In accordance with the current version of the Articles of Incorporation, each member of the Supervisory Board receives fixed annual compensation of EUR 120,000. Additional compensation is in principle paid for memberships of committees. The additional compensation shall amount to EUR 120,000 for the chairman of the Audit Committee and EUR 60,000 for all other members of the Audit Committee and EUR 60,000 for the chairmen of other committees and EUR 30,000 for all other members of other committees. No additional compensation is paid for membership of the Nominations Committee. The Chairman of the Supervisory Board receives fixed annual compensation of EUR 360,000, the Vice Chairman EUR 240,000; these amounts also cover memberships of committees. The current version of the Articles of Incorporation containing the full rules on the compensation of the members of the Supervisory Board in § 12 is available on the internet at www.bayer.com/stockholders-meeting and will also be available during the Annual Stockholders’ Meeting.

The compensation of the Supervisory Board was last reviewed in 2012, when it was modified to comprise fixed compensation only. To take account of the increased demands made on the work of the Supervisory Board and the development of compensation of Supervisory Board members, and to continue to attract qualified candidates for the Supervisory Board, it is proposed to adjust the fixed annual compensation of all members of the Supervisory Board, of the Chairman and Vice Chairman of the Supervisory Board and the additional compensation for chairmen and members of Supervisory Board committees. The attendance allowance will not be changed.
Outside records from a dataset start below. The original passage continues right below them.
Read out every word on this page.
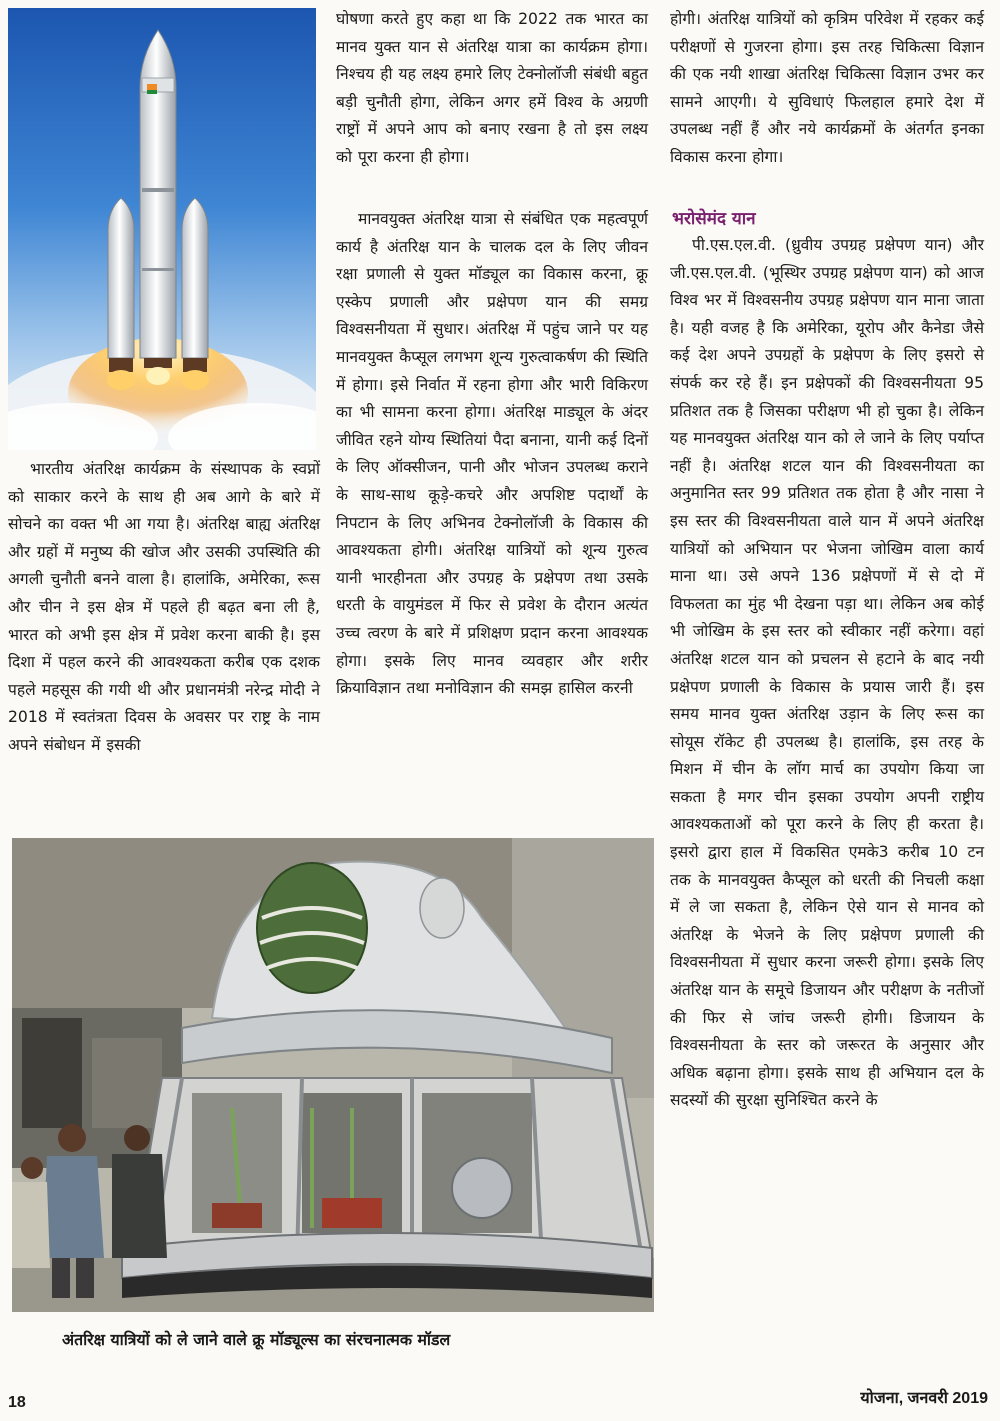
भारतीय अंतरिक्ष कार्यक्रम के संस्थापक के स्वप्नों को साकार करने के साथ ही अब आगे के बारे में सोचने का वक्त भी आ गया है। अंतरिक्ष बाह्य अंतरिक्ष और ग्रहों में मनुष्य की खोज और उसकी उपस्थिति की अगली चुनौती बनने वाला है। हालांकि, अमेरिका, रूस और चीन ने इस क्षेत्र में पहले ही बढ़त बना ली है, भारत को अभी इस क्षेत्र में प्रवेश करना बाकी है। इस दिशा में पहल करने की आवश्यकता करीब एक दशक पहले महसूस की गयी थी और प्रधानमंत्री नरेन्द्र मोदी ने 2018 में स्वतंत्रता दिवस के अवसर पर राष्ट्र के नाम अपने संबोधन में इसकी

घोषणा करते हुए कहा था कि 2022 तक भारत का मानव युक्त यान से अंतरिक्ष यात्रा का कार्यक्रम होगा। निश्चय ही यह लक्ष्य हमारे लिए टेक्नोलॉजी संबंधी बहुत बड़ी चुनौती होगा, लेकिन अगर हमें विश्व के अग्रणी राष्ट्रों में अपने आप को बनाए रखना है तो इस लक्ष्य को पूरा करना ही होगा।

मानवयुक्त अंतरिक्ष यात्रा से संबंधित एक महत्वपूर्ण कार्य है अंतरिक्ष यान के चालक दल के लिए जीवन रक्षा प्रणाली से युक्त मॉड्यूल का विकास करना, क्रू एस्केप प्रणाली और प्रक्षेपण यान की समग्र विश्वसनीयता में सुधार। अंतरिक्ष में पहुंच जाने पर यह मानवयुक्त कैप्सूल लगभग शून्य गुरुत्वाकर्षण की स्थिति में होगा। इसे निर्वात में रहना होगा और भारी विकिरण का भी सामना करना होगा। अंतरिक्ष माड्यूल के अंदर जीवित रहने योग्य स्थितियां पैदा बनाना, यानी कई दिनों के लिए ऑक्सीजन, पानी और भोजन उपलब्ध कराने के साथ-साथ कूड़े-कचरे और अपशिष्ट पदार्थों के निपटान के लिए अभिनव टेक्नोलॉजी के विकास की आवश्यकता होगी। अंतरिक्ष यात्रियों को शून्य गुरुत्व यानी भारहीनता और उपग्रह के प्रक्षेपण तथा उसके धरती के वायुमंडल में फिर से प्रवेश के दौरान अत्यंत उच्च त्वरण के बारे में प्रशिक्षण प्रदान करना आवश्यक होगा। इसके लिए मानव व्यवहार और शरीर क्रियाविज्ञान तथा मनोविज्ञान की समझ हासिल करनी

होगी। अंतरिक्ष यात्रियों को कृत्रिम परिवेश में रहकर कई परीक्षणों से गुजरना होगा। इस तरह चिकित्सा विज्ञान की एक नयी शाखा अंतरिक्ष चिकित्सा विज्ञान उभर कर सामने आएगी। ये सुविधाएं फिलहाल हमारे देश में उपलब्ध नहीं हैं और नये कार्यक्रमों के अंतर्गत इनका विकास करना होगा।

भरोसेमंद यान

पी.एस.एल.वी. (ध्रुवीय उपग्रह प्रक्षेपण यान) और जी.एस.एल.वी. (भूस्थिर उपग्रह प्रक्षेपण यान) को आज विश्व भर में विश्वसनीय उपग्रह प्रक्षेपण यान माना जाता है। यही वजह है कि अमेरिका, यूरोप और कैनेडा जैसे कई देश अपने उपग्रहों के प्रक्षेपण के लिए इसरो से संपर्क कर रहे हैं। इन प्रक्षेपकों की विश्वसनीयता 95 प्रतिशत तक है जिसका परीक्षण भी हो चुका है। लेकिन यह मानवयुक्त अंतरिक्ष यान को ले जाने के लिए पर्याप्त नहीं है। अंतरिक्ष शटल यान की विश्वसनीयता का अनुमानित स्तर 99 प्रतिशत तक होता है और नासा ने इस स्तर की विश्वसनीयता वाले यान में अपने अंतरिक्ष यात्रियों को अभियान पर भेजना जोखिम वाला कार्य माना था। उसे अपने 136 प्रक्षेपणों में से दो में विफलता का मुंह भी देखना पड़ा था। लेकिन अब कोई भी जोखिम के इस स्तर को स्वीकार नहीं करेगा। वहां अंतरिक्ष शटल यान को प्रचलन से हटाने के बाद नयी प्रक्षेपण प्रणाली के विकास के प्रयास जारी हैं। इस समय मानव युक्त अंतरिक्ष उड़ान के लिए रूस का सोयूस रॉकेट ही उपलब्ध है। हालांकि, इस तरह के मिशन में चीन के लॉग मार्च का उपयोग किया जा सकता है मगर चीन इसका उपयोग अपनी राष्ट्रीय आवश्यकताओं को पूरा करने के लिए ही करता है। इसरो द्वारा हाल में विकसित एमके3 करीब 10 टन तक के मानवयुक्त कैप्सूल को धरती की निचली कक्षा में ले जा सकता है, लेकिन ऐसे यान से मानव को अंतरिक्ष के भेजने के लिए प्रक्षेपण प्रणाली की विश्वसनीयता में सुधार करना जरूरी होगा। इसके लिए अंतरिक्ष यान के समूचे डिजायन और परीक्षण के नतीजों की फिर से जांच जरूरी होगी। डिजायन के विश्वसनीयता के स्तर को जरूरत के अनुसार और अधिक बढ़ाना होगा। इसके साथ ही अभियान दल के सदस्यों की सुरक्षा सुनिश्चित करने के

अंतरिक्ष यात्रियों को ले जाने वाले क्रू मॉड्यूल्स का संरचनात्मक मॉडल

18	योजना, जनवरी 2019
The Board of Management and Supervisory Board propose the following resolution for adoption:

  1. § 12, Paragraphs 1 and 2 of the Articles of Incorporation shall be worded as follows:
    1. Each member of the Supervisory Board shall receive a fixed annual compensation in the amount of EUR 132,000. Members of the Supervisory Board who are also members of a committee shall receive additional compensation.
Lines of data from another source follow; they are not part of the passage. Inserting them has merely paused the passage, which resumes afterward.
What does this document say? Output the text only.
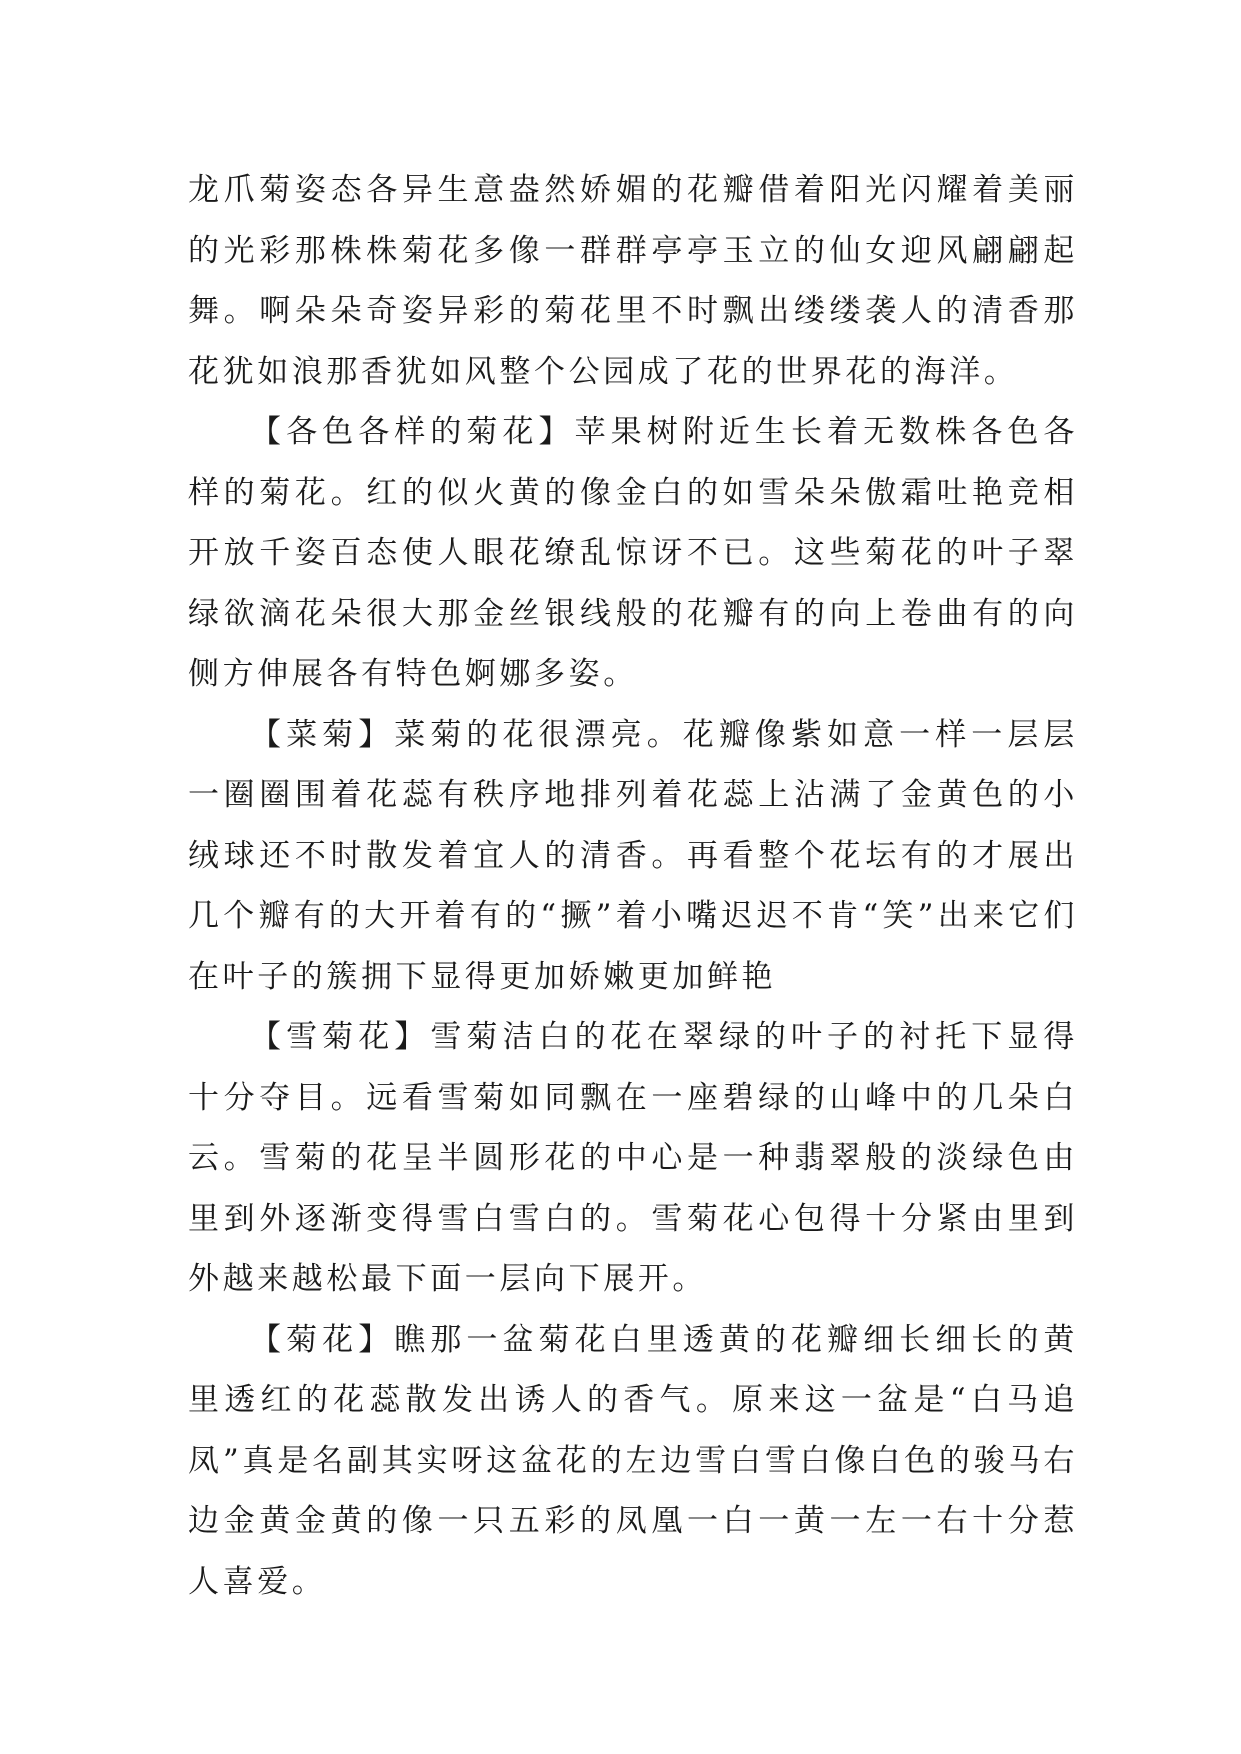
龙爪菊姿态各异生意盎然娇媚的花瓣借着阳光闪耀着美丽的光彩那株株菊花多像一群群亭亭玉立的仙女迎风翩翩起舞。啊朵朵奇姿异彩的菊花里不时飘出缕缕袭人的清香那花犹如浪那香犹如风整个公园成了花的世界花的海洋。

【各色各样的菊花】苹果树附近生长着无数株各色各样的菊花。红的似火黄的像金白的如雪朵朵傲霜吐艳竞相开放千姿百态使人眼花缭乱惊讶不已。这些菊花的叶子翠绿欲滴花朵很大那金丝银线般的花瓣有的向上卷曲有的向侧方伸展各有特色婀娜多姿。

【菜菊】菜菊的花很漂亮。花瓣像紫如意一样一层层一圈圈围着花蕊有秩序地排列着花蕊上沾满了金黄色的小绒球还不时散发着宜人的清香。再看整个花坛有的才展出几个瓣有的大开着有的“撅”着小嘴迟迟不肯“笑”出来它们在叶子的簇拥下显得更加娇嫩更加鲜艳

【雪菊花】雪菊洁白的花在翠绿的叶子的衬托下显得十分夺目。远看雪菊如同飘在一座碧绿的山峰中的几朵白云。雪菊的花呈半圆形花的中心是一种翡翠般的淡绿色由里到外逐渐变得雪白雪白的。雪菊花心包得十分紧由里到外越来越松最下面一层向下展开。

【菊花】瞧那一盆菊花白里透黄的花瓣细长细长的黄里透红的花蕊散发出诱人的香气。原来这一盆是“白马追凤”真是名副其实呀这盆花的左边雪白雪白像白色的骏马右边金黄金黄的像一只五彩的凤凰一白一黄一左一右十分惹人喜爱。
      1. The additional compensation shall amount to EUR 132,000 for the chairman of the Audit Committee and EUR 66,000 for all other members of the Audit Committee.
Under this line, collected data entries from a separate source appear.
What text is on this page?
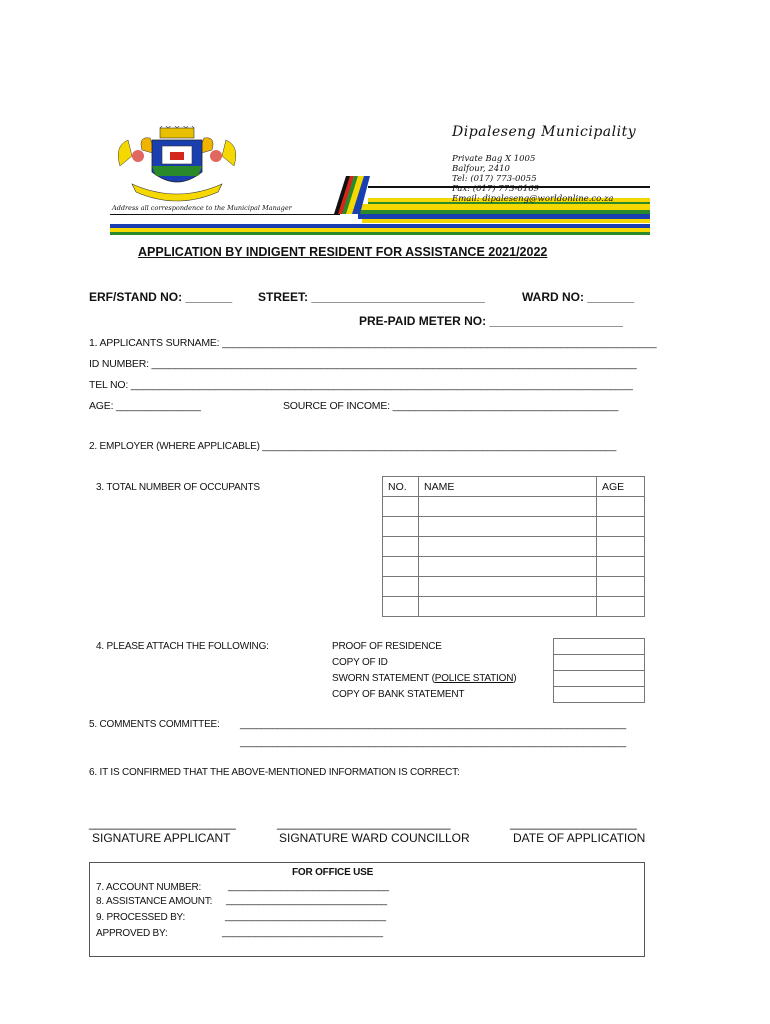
Dipaleseng Municipality
Private Bag X 1005
Balfour, 2410
Tel: (017) 773-0055
Fax: (017) 773-0169
Email: dipaleseng@worldonline.co.za
Address all correspondence to the Municipal Manager
APPLICATION BY INDIGENT RESIDENT FOR ASSISTANCE 2021/2022
ERF/STAND NO: _______ STREET: __________________________	WARD NO: _______
PRE-PAID METER NO: ____________________
1. APPLICANTS SURNAME: _____________________________________________________________________________
ID NUMBER: ______________________________________________________________________________________
TEL NO: _________________________________________________________________________________________
AGE: _______________	SOURCE OF INCOME: ________________________________________
2. EMPLOYER (WHERE APPLICABLE) __________________________________________________________________
3. TOTAL NUMBER OF OCCUPANTS	NO.	NAME	AGE

4. PLEASE ATTACH THE FOLLOWING:	PROOF OF RESIDENCE
COPY OF ID
SWORN STATEMENT (POLICE STATION)
COPY OF BANK STATEMENT

5. COMMENTS COMMITTEE: ________________________________________________________________________
________________________________________________________________________
6. IT IS CONFIRMED THAT THE ABOVE-MENTIONED INFORMATION IS CORRECT:
______________________	__________________________	___________________
SIGNATURE APPLICANT	SIGNATURE WARD COUNCILLOR	DATE OF APPLICATION
FOR OFFICE USE
7. ACCOUNT NUMBER:	______________________________
8. ASSISTANCE AMOUNT: ______________________________
9. PROCESSED BY:	______________________________
APPROVED BY:	______________________________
      2. The additional compensation shall amount to EUR 66,000 for the chairmen of other committees and EUR 33,000 for all other members of other committees. This shall not apply to membership of the Nominations Committee.
      Committee work shall be compensated for no more than two committees; if this maximum is exceeded, compensation shall be based on the two with the highest compensation.
    2. Instead of the compensation according to Paragraph 1, the Chairman shall receive fixed annual compensation of EUR 396,000, and the Vice Chairman shall receive EUR 264,000. This also covers membership and chairmanship of committees.
  2. The fixed annual compensation of each member of the Supervisory Board, of the Chairman and Vice Chairman of the Supervisory Board and the additional compensation for chairmen and members of Supervisory Board committees for the fiscal year 2017 shall be determined on the basis of the currently valid Articles of Incorporation for the period from January 1 to April 28, 2017, and on the basis of the proposed version of the Articles of Incorporation set forth in subsection a) of this Agenda Item for the period from April 29 to December 31, 2017; the amounts set forth in these two rules shall be adjusted on a pro rata basis. From the fiscal year 2018 the fixed annual compensation of each member of the Supervisory Board, of the Chairman and Vice Chairman of the Supervisory Board and the additional compensation for chairmen and members of Supervisory Board committees shall be determined in accordance with the rules of the Articles of Incorporation proposed in subsection a) of this Agenda Item.

In the past, both the stockholders’ representatives and the employees’ representatives gave an undertaking (“voluntary pledge”) to the Supervisory Board in connection with their election that they would purchase Bayer shares in the amount of 25 percent of their pre-tax fixed annual and additional compensation pursuant to § 12, Paragraphs 1 and 2 of the Articles of Incorporation and that they would hold these shares for as long as they remain members of the Company’s Supervisory Board. This did not apply to members who transferred at least 85 percent of their fixed annual and additional compensation to the Hans Böckler Foundation in accordance with the rules of the German Trade Union Confederation or whose service or employment contract with a company required them to transfer such compensation to that company. If less than 85 percent of the fixed annual and additional compensation was transferred, the voluntary pledge applied to the portion not transferred. By voluntarily pledging to invest in and hold Bayer shares, the Supervisory Board members reinforced their interest in the long-term, sustainable success of the Company. In principle, this element is to be retained in the future. However, the obligation to purchase Bayer shares shall only apply for the first five years of membership of the Supervisory Board and these shares shall then be held until membership of the Supervisory Board ceases. Shares purchased in the past under the voluntary pledge shall also be taken into account.